Mapping the cloudy skies of the galactic black hole Cyg X-1
ORAL
Abstract
The high mass X-ray binary Cyg X-1 consists of a black hole (BH) and its supermassive companion star. The system's X-ray emission is powered through accretion of the companion's strong stellar wind that is focused onto the BH. Observational evidence suggests that the wind is a two-component medium: clumps of cooler and denser material embedded in tenuous hot gas. The clumps passing through our line of sight cause strong flux reductions (dips) in the observed lightcurves. While the absorption lines of He- and H-like ions in the spectra extracted from the dip-free phases are signatures of the hot gas, the cooler clumps cause additional absorption from lower ionized Si and S. Reliable atomic data are needed to derive Doppler shifts for these spectral lines, but the predicted uncertainty for the theoretical calculations is on the order of the expected shifts.
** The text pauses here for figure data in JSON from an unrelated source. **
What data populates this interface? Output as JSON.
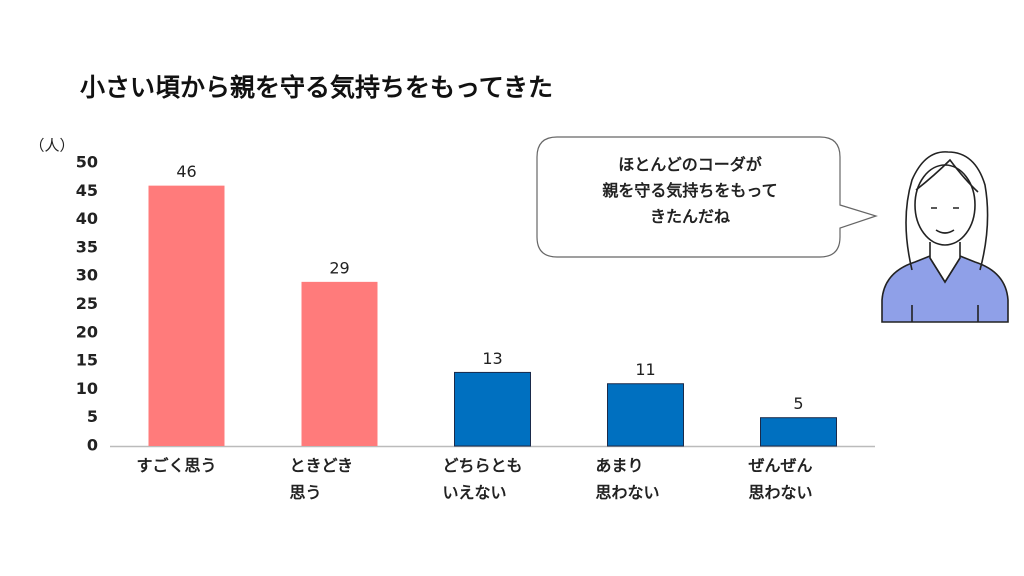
{
  "chart_data": {
    "type": "bar",
    "title": "小さい頃から親を守る気持ちをもってきた",
    "y_label": "（人）",
    "categories": [
      "すごく思う",
      "ときどき\n思う",
      "どちらとも\nいえない",
      "あまり\n思わない",
      "ぜんぜん\n思わない"
    ],
    "values": [
      46,
      29,
      13,
      11,
      5
    ],
    "colors": [
      "#ff7b7b",
      "#ff7b7b",
      "#0070c0",
      "#0070c0",
      "#0070c0"
    ],
    "ylim": [
      0,
      50
    ],
    "yticks": [
      0,
      5,
      10,
      15,
      20,
      25,
      30,
      35,
      40,
      45,
      50
    ],
    "grid": false,
    "annotation": "ほとんどのコーダが\n親を守る気持ちをもって\nきたんだね"
  }
}
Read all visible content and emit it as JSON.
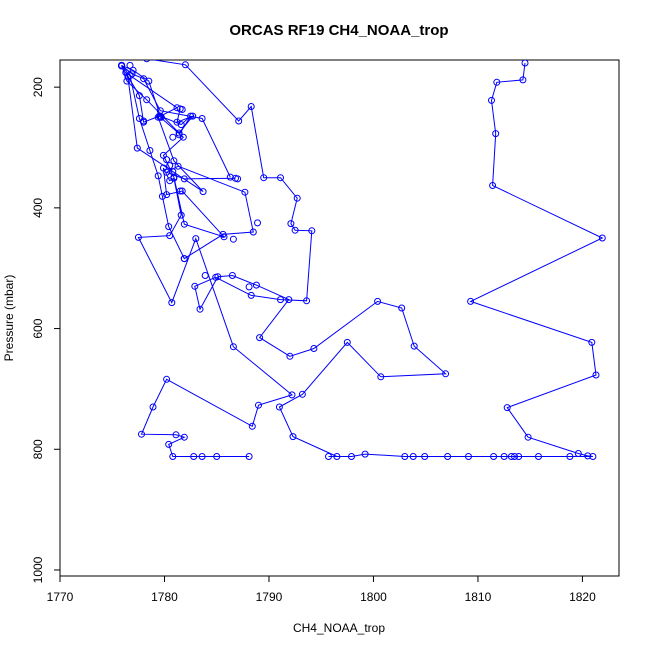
{
  "chart_data": {
    "type": "line",
    "title": "ORCAS RF19 CH4_NOAA_trop",
    "xlabel": "CH4_NOAA_trop",
    "ylabel": "Pressure (mbar)",
    "xlim": [
      1770,
      1823.5
    ],
    "ylim": [
      1010,
      155
    ],
    "y_reversed": true,
    "x_ticks": [
      1770,
      1780,
      1790,
      1800,
      1810,
      1820
    ],
    "y_ticks": [
      200,
      400,
      600,
      800,
      1000
    ],
    "grid": false,
    "legend": "none",
    "color": "#0000ff",
    "series": [
      {
        "x": [
          1814.5,
          1814.3,
          1811.8,
          1811.3,
          1811.7,
          1811.4,
          1821.9,
          1809.3,
          1820.9,
          1821.3,
          1812.8,
          1814.8,
          1819.6,
          1820.5,
          1821.0,
          1818.8,
          1815.8,
          1813.9,
          1813.5,
          1813.2,
          1812.5,
          1811.5,
          1809.1,
          1807.1,
          1804.9,
          1803.8,
          1803.0,
          1799.2,
          1797.9,
          1795.7,
          1796.5,
          1792.3,
          1791.0,
          1793.2,
          1797.5,
          1800.7,
          1806.9,
          1803.9,
          1802.7,
          1800.4,
          1794.3,
          1792.0,
          1789.1,
          1791.9,
          1788.8,
          1786.5,
          1785.1,
          1783.4,
          1782.9,
          1784.9,
          1788.3,
          1791.1,
          1793.6,
          1794.1,
          1792.5,
          1792.1,
          1792.7,
          1791.1,
          1789.5,
          1788.3,
          1787.1,
          1782.0,
          1778.3,
          1776.3
        ],
        "y": [
          160,
          188,
          192,
          222,
          277,
          363,
          450,
          555,
          623,
          677,
          731,
          780,
          807,
          811,
          812,
          812,
          812,
          812,
          812,
          812,
          812,
          812,
          812,
          812,
          812,
          812,
          812,
          808,
          812,
          812,
          812,
          779,
          730,
          709,
          623,
          680,
          675,
          629,
          566,
          555,
          633,
          646,
          615,
          552,
          528,
          512,
          514,
          568,
          530,
          515,
          545,
          552,
          554,
          438,
          437,
          426,
          384,
          350,
          350,
          232,
          256,
          163,
          153,
          150
        ]
      },
      {
        "x": [
          1788.1,
          1785.0,
          1783.6,
          1782.8,
          1780.8,
          1780.4,
          1781.9,
          1781.1,
          1777.8,
          1778.9,
          1780.2,
          1788.4,
          1789.0,
          1792.2,
          1786.6,
          1783.0,
          1780.7,
          1777.5,
          1780.5,
          1781.6,
          1780.9,
          1780.5,
          1779.9,
          1780.2,
          1781.7,
          1785.7,
          1781.9,
          1780.9,
          1779.9,
          1781.8,
          1779.6
        ],
        "y": [
          812,
          812,
          812,
          812,
          812,
          792,
          780,
          776,
          775,
          730,
          684,
          762,
          727,
          710,
          630,
          451,
          557,
          449,
          446,
          412,
          351,
          355,
          334,
          378,
          372,
          448,
          427,
          349,
          313,
          283,
          250
        ]
      },
      {
        "x": [
          1779.5,
          1778.0,
          1777.6,
          1776.3,
          1781.2,
          1779.4,
          1780.9,
          1783.7,
          1780.8,
          1777.4,
          1776.5,
          1775.9
        ],
        "y": [
          248,
          258,
          214,
          176,
          234,
          250,
          322,
          373,
          340,
          301,
          183,
          165
        ]
      },
      {
        "x": [
          1786.8,
          1781.9,
          1780.2,
          1781.3,
          1787.7,
          1788.5,
          1785.6,
          1781.9,
          1780.4,
          1779.8,
          1779.4,
          1778.6,
          1777.6,
          1776.7,
          1775.9
        ],
        "y": [
          351,
          352,
          341,
          331,
          374,
          440,
          444,
          484,
          431,
          381,
          347,
          305,
          252,
          181,
          164
        ]
      },
      {
        "x": [
          1786.3,
          1783.6,
          1779.6,
          1778.0,
          1776.9,
          1775.9
        ],
        "y": [
          349,
          252,
          239,
          186,
          178,
          164
        ]
      },
      {
        "x": [
          1781.4,
          1782.5,
          1781.6,
          1779.6,
          1778.5,
          1777.0,
          1775.9
        ],
        "y": [
          279,
          248,
          262,
          248,
          190,
          172,
          164
        ]
      },
      {
        "x": [
          1781.5,
          1781.2,
          1782.7,
          1781.4,
          1778.3,
          1776.4,
          1775.9
        ],
        "y": [
          236,
          258,
          248,
          276,
          221,
          190,
          164
        ]
      }
    ],
    "points_extra": {
      "x": [
        1780.8,
        1780.5,
        1779.7,
        1781.5,
        1781.7,
        1778.0,
        1776.7,
        1780.2,
        1786.6,
        1783.9,
        1781.9,
        1788.9,
        1788.1,
        1787.0
      ],
      "y": [
        283,
        330,
        250,
        372,
        237,
        256,
        164,
        320,
        452,
        512,
        484,
        425,
        531,
        352
      ]
    }
  }
}
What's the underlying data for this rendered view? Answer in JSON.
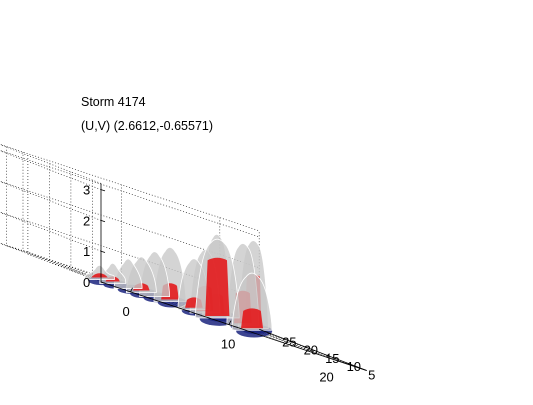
{
  "chart_data": {
    "type": "surface3d",
    "title_lines": [
      "Storm 4174",
      "(U,V) (2.6612,-0.65571)"
    ],
    "x_ticks": [
      "0",
      "10",
      "20"
    ],
    "y_ticks": [
      "5",
      "10",
      "15",
      "20",
      "25"
    ],
    "z_ticks": [
      "0",
      "1",
      "2",
      "3"
    ],
    "xlim": [
      -3,
      24
    ],
    "ylim": [
      3,
      28
    ],
    "zlim": [
      0,
      3.2
    ],
    "grid": true,
    "surfaces": [
      {
        "color": "#c8c8c8",
        "role": "reflectivity isosurface (grey, translucent)"
      },
      {
        "color": "#e31a1c",
        "role": "updraft isosurface (red)"
      },
      {
        "color": "#1a237e",
        "role": "ground-level reflectivity (dark blue)"
      }
    ],
    "blobs": [
      {
        "x": 1.0,
        "y": 12.5,
        "h": 0.4,
        "w": 1.5,
        "red": 0.3
      },
      {
        "x": 3.0,
        "y": 14.0,
        "h": 0.6,
        "w": 1.3,
        "red": 0.25
      },
      {
        "x": 5.0,
        "y": 15.0,
        "h": 0.9,
        "w": 1.4,
        "red": 0
      },
      {
        "x": 7.0,
        "y": 16.5,
        "h": 1.1,
        "w": 1.5,
        "red": 0.2
      },
      {
        "x": 9.0,
        "y": 18.0,
        "h": 1.4,
        "w": 1.5,
        "red": 0
      },
      {
        "x": 11.0,
        "y": 19.0,
        "h": 1.7,
        "w": 1.6,
        "red": 0.3
      },
      {
        "x": 13.0,
        "y": 18.0,
        "h": 1.6,
        "w": 1.6,
        "red": 0.2
      },
      {
        "x": 14.5,
        "y": 16.0,
        "h": 2.5,
        "w": 2.2,
        "red": 0.75
      },
      {
        "x": 16.5,
        "y": 12.5,
        "h": 1.8,
        "w": 2.0,
        "red": 0.35
      },
      {
        "x": 15.0,
        "y": 20.0,
        "h": 2.0,
        "w": 1.5,
        "red": 0.4
      },
      {
        "x": 17.5,
        "y": 23.0,
        "h": 2.6,
        "w": 1.4,
        "red": 0.25
      },
      {
        "x": 19.5,
        "y": 21.5,
        "h": 2.6,
        "w": 1.6,
        "red": 0.4
      },
      {
        "x": 21.0,
        "y": 22.5,
        "h": 2.8,
        "w": 1.5,
        "red": 0.6
      }
    ]
  }
}
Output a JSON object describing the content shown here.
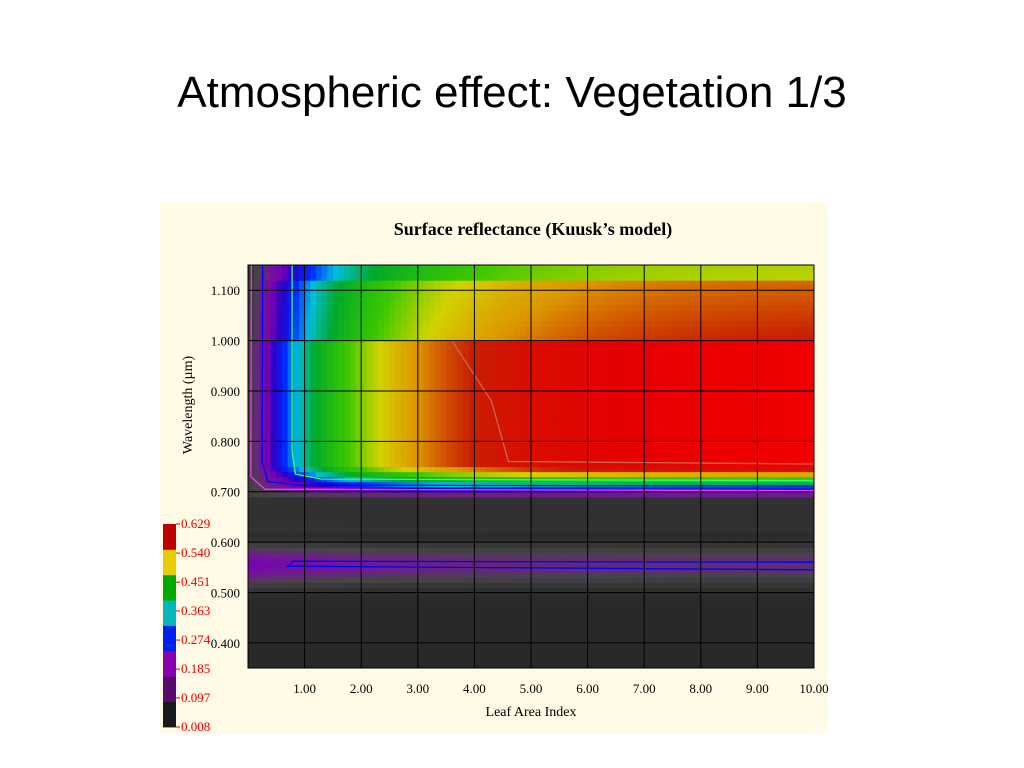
{
  "slide": {
    "title": "Atmospheric effect: Vegetation 1/3"
  },
  "colors": {
    "panel_background": "#fffbe6",
    "grid": "#000000",
    "contour_green": "#33ff66",
    "contour_magenta": "#ff33ff",
    "contour_blue": "#0000ff",
    "colorbar_label": "#e00000"
  },
  "chart_data": {
    "type": "heatmap",
    "title": "Surface reflectance (Kuusk’s model)",
    "xlabel": "Leaf Area Index",
    "ylabel": "Wavelength (µm)",
    "xlim": [
      0.0,
      10.0
    ],
    "ylim": [
      0.35,
      1.15
    ],
    "x_ticks": [
      1,
      2,
      3,
      4,
      5,
      6,
      7,
      8,
      9,
      10
    ],
    "x_tick_labels": [
      "1.00",
      "2.00",
      "3.00",
      "4.00",
      "5.00",
      "6.00",
      "7.00",
      "8.00",
      "9.00",
      "10.00"
    ],
    "y_ticks": [
      0.4,
      0.5,
      0.6,
      0.7,
      0.8,
      0.9,
      1.0,
      1.1
    ],
    "y_tick_labels": [
      "0.400",
      "0.500",
      "0.600",
      "0.700",
      "0.800",
      "0.900",
      "1.000",
      "1.100"
    ],
    "grid": true,
    "colorbar": {
      "placement": "bottom-left",
      "levels": [
        0.008,
        0.097,
        0.185,
        0.274,
        0.363,
        0.451,
        0.54,
        0.629
      ],
      "labels": [
        "0.008",
        "0.097",
        "0.185",
        "0.274",
        "0.363",
        "0.451",
        "0.540",
        "0.629"
      ],
      "colors": [
        "#1a1a1a",
        "#5a0a6a",
        "#8a00b0",
        "#0022ee",
        "#00b8b8",
        "#00aa00",
        "#e8cc00",
        "#c00000"
      ]
    }
  }
}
We measured the K-shell transitions in L-shell Si and S ions at the LLNL electron beam ion trap. Combining the new reference data with the spectral signature of the clumps across various orbital phases allows us to map the clump distribution around the BH.
*Supported by LLNL (contract DE-AC52-07NA27344), by NASA grants to LLNL \& NASA/GSFC, and by BMWI under DLR grant 50OR1113.